D’une part, il y avait Mme ALOUIS, coordinatrice Logement d’Abord pour la métropole Aix-Marseille-Provence et Mme ZAQUIN, chargée de mission Logement d’Abord/Logement accompagné à la DDETS des Bouches-du-Rhône. D’autre part, Mr BERTHON, chef de service de l’habitat solidaire à la métropole Clermont Auvergne, Mme DAMBRUN, cheffe du pôle Hébergement Logement Solidarité à la DDETS du Puy de Dôme et Mme DEAT, cheffe du service Logement au conseil départemental du Puy-de-Dôme.
La première phase de cette discussion a porté sur le diagnostic socio-démographique des deux territoires afin d’en saisir les particularités. Le territoire des Bouches-du-Rhône se caractérise par un état du bâti dégradé avec 7,5% du parc indigne. Cela implique des plans de réhabilitation lourds qui concernent 10% des habitants et donc une baisse temporaire de l’offre de logement le temps que les réhabilitations soient effectives, alors qu’il est déjà le 3ème département en nombre de recours DALO déposé. Ce territoire se caractérise par un taux de pauvreté élevé, particulièrement en milieu urbain. Il y a donc un fort enjeu de captation de nouveaux logements dans un territoire marqué par la crise du logement. Le LDA a permis d’institutionnaliser la relation partenariale entre la métropole Aix-Marseille-Provence et la DDETS des Bouches-du-Rhône. Cette relation partenariale s’est nouée autour de la captation de logements. Par ailleurs, la stratégie adoptée a été de transformer les places de CHRS en logements avec les gestionnaires volontaires.
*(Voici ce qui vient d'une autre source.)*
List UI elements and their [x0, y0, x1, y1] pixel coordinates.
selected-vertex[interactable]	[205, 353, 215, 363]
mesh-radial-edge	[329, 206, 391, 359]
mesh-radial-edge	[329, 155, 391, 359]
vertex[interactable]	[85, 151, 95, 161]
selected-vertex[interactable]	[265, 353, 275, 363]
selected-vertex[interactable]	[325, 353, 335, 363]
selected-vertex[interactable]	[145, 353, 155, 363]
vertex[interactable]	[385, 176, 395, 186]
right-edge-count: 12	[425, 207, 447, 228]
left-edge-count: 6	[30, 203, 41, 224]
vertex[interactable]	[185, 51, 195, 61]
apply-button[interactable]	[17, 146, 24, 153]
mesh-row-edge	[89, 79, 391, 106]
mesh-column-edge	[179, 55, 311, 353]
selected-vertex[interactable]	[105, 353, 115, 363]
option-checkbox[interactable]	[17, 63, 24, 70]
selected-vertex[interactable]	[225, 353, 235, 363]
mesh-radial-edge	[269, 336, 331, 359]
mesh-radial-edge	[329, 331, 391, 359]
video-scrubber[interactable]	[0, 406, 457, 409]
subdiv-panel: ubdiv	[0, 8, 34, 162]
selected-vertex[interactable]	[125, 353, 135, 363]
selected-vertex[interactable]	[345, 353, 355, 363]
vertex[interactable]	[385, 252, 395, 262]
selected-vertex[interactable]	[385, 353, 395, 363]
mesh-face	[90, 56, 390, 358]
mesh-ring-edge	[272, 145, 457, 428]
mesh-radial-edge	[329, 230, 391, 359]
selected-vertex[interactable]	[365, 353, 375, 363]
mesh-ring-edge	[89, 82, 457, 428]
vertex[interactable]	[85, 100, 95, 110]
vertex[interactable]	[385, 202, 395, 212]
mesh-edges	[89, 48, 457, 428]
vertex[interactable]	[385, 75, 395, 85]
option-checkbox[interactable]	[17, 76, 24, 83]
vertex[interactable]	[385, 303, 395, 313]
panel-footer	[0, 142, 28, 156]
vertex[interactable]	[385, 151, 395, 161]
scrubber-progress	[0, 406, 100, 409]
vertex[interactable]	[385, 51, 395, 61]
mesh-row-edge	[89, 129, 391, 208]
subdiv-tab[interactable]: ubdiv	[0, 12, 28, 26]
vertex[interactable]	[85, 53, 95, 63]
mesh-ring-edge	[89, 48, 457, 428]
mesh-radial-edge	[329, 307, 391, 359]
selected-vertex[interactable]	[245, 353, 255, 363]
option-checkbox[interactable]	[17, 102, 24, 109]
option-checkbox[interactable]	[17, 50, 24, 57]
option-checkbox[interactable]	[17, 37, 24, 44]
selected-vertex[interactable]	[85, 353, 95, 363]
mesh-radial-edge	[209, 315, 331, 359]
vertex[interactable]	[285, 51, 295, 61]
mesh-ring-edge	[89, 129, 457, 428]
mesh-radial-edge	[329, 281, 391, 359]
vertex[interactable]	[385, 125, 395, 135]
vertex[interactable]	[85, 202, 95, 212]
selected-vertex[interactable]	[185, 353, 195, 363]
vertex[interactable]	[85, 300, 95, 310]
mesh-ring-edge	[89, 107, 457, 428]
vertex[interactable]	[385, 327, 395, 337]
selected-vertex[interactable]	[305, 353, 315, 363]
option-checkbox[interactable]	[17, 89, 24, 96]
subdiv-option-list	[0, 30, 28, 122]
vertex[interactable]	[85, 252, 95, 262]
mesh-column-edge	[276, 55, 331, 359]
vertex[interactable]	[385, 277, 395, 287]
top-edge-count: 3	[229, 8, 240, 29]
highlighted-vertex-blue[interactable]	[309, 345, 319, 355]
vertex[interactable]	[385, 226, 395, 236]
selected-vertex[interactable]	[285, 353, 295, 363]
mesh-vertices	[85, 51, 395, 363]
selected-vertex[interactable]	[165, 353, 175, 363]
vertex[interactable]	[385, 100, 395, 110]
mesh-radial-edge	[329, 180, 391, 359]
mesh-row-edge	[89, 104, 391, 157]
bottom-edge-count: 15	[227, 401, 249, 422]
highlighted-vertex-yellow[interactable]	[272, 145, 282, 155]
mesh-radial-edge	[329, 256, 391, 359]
Le Puy-de-Dôme connait une croissance démographique et économique ces dernières années. Cependant, les habitants ont un taux de pauvreté supérieur à la moyenne nationale. De plus, la moyenne des revenus est inférieure à celle du pays. Ce territoire est marqué par un engorgement de l’offre locative sociale et le parc locatif privé ne parvient pas à répondre aux besoins. Les participants de cette table-ronde ont souligné la souplesse dans l’application du plan LDA afin de s’adapter aux enjeux territoriaux. Par exemple, le Puy-de-Dôme a identifié une partie du public qui ne recourt pas aux services sociaux à travers une enquête. Le LDA a permis de mettre en œuvre des habitats intercalaires. Il s’agit d’installer des personnes vivant en squat dans des bâtiments vacants de manière transitoire. Les conditions d’entrée sont souples puisque ce dispositif vise à loger les personnes refusant les structures d’hébergement et qui ne peuvent occuper un logement de droit commun pour différentes raisons. Cela permet de démarrer un accompagnement social qui reste facultatif. Le LDA a été l’occasion de monter deux équipes mobiles, une pour la prévention des expulsions et une équipe mobile incurie qui tente de lever les freins pour la rénovation du bâti.